Book Review: The 12 Week Year – Get More Done in 12 Weeks Than Others Do in 12 Months
I have been keenly interested in doing a better job at managing all the different balls I have in the air. As a result, I have been reading a number of books like The 5 AM Miracle, and most recently, Brian Morgan and Michael Lennington’s book, The 12 Week Year: Get More Done in 12 Weeks than Others Do in 12 Months*. Each of these books focuses on a reduced schedule to plan and execute goals. I am using them to better plan my various lives—work, volunteer, and personal.
Morgan and Lennington have put together a very informative and useful book. In fact, I had it open a couple of times today as I start to tweak my goals and subsequent action plans.
The book has 21 chapters and is broken into two parts. Part one is Things You Think You Should Know and part two is Putting It All Together. The book is clearly written and spans 190 pages. I was able to finish it in two sittings.
The authors stated that their quest was to “unlock the secret to helping individuals and organizations perform at their best and live the life they are truly capable of” (Morgan & Lennington, 2013, p. 1). As the authors explained, we know how to accomplish many things, we tend to struggle with executing what we know. I know I am guilty of this that is why I read this book, and I am trying to put what I have learned into practice.
Morgan and Lennington pointed out early in the book that the current goal setting schedule was not working for most people. We set annual goals and do nothing for most of the year, and then struggle to meet the goals at the end of the year, and subsequently fail. They proposed that we shorten the timeline and focus on fewer goals. As Morgan and Lennington talked about goal setting, they addressed long-term vision, accountability, measuring results, time management, and other important elements necessary to help you achieve your goals.

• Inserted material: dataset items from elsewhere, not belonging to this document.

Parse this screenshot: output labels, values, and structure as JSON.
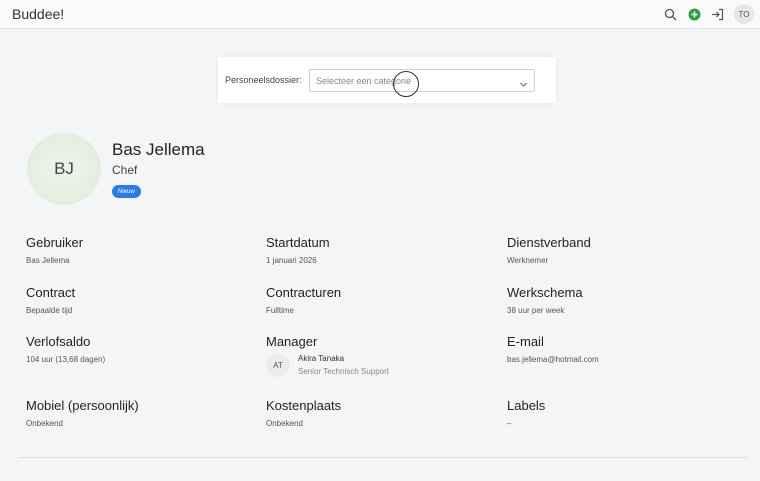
{
  "app": {
    "title": "Buddee!"
  },
  "topbar": {
    "user_initials": "TO"
  },
  "dossier": {
    "label": "Personeelsdossier:",
    "select_value": "Selecteer een categorie"
  },
  "profile": {
    "initials": "BJ",
    "name": "Bas Jellema",
    "role": "Chef",
    "badge": "Nieuw"
  },
  "fields": {
    "gebruiker": {
      "title": "Gebruiker",
      "value": "Bas Jellema"
    },
    "startdatum": {
      "title": "Startdatum",
      "value": "1 januari 2026"
    },
    "dienstverband": {
      "title": "Dienstverband",
      "value": "Werknemer"
    },
    "contract": {
      "title": "Contract",
      "value": "Bepaalde tijd"
    },
    "contracturen": {
      "title": "Contracturen",
      "value": "Fulltime"
    },
    "werkschema": {
      "title": "Werkschema",
      "value": "38 uur per week"
    },
    "verlofsaldo": {
      "title": "Verlofsaldo",
      "value": "104 uur (13,68 dagen)"
    },
    "manager": {
      "title": "Manager",
      "initials": "AT",
      "name": "Akira Tanaka",
      "role": "Senior Technisch Support"
    },
    "email": {
      "title": "E-mail",
      "value": "bas.jellema@hotmail.com"
    },
    "mobiel": {
      "title": "Mobiel (persoonlijk)",
      "value": "Onbekend"
    },
    "kostenplaats": {
      "title": "Kostenplaats",
      "value": "Onbekend"
    },
    "labels": {
      "title": "Labels",
      "value": "–"
    }
  },
  "icons": {
    "search": "search-icon",
    "add": "add-circle-icon",
    "logout": "login-arrow-icon",
    "chevron": "chevron-down-icon"
  },
  "colors": {
    "badge": "#2d7be5",
    "add_icon": "#2e9e47"
  }
}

In the second part of the book, the authors laid out the steps to successful goal planning and execution. Early in this section, they focused on fundamentals necessary for high performance:
- Process Control
- Time Use
- Greatness in the Moment
They examined each of these items in detail.
As they outlined each step in 12-week goal planning, they provided guidance for both individuals and teams because there were minor differences. I was glad they included this information because I was also interested in how to leverage this method to support my team at work. A number of the chapters also include a section called Common Pitfalls and Success Tips.
For me, the most useful part of the book was the walkthrough to build a 12-week plan. The authors began with developing a vision that would guide the goal setting, and incrementally, walked readers through developing 12-week goals, developing tactics, creating weekly plans, and setting weekly accountability meetings. They also shared how to set up a week schedule so that goals could be met.
During this upcoming week, my team and I will be planning out the next 12 weeks using the strategies presented in this book. I will let you know how it goes. If you are interested in getting more control of your goals and schedule, I think The 12 Week Year: Get More Done in 12 Weeks than Others Do in 12 Months* will help you. It fits neatly into leveraging other productivity strategies such as Getting Things Done and the Pomodoro method. The strategies in the book have already helped me move some goals forward. Let me know if it helps you.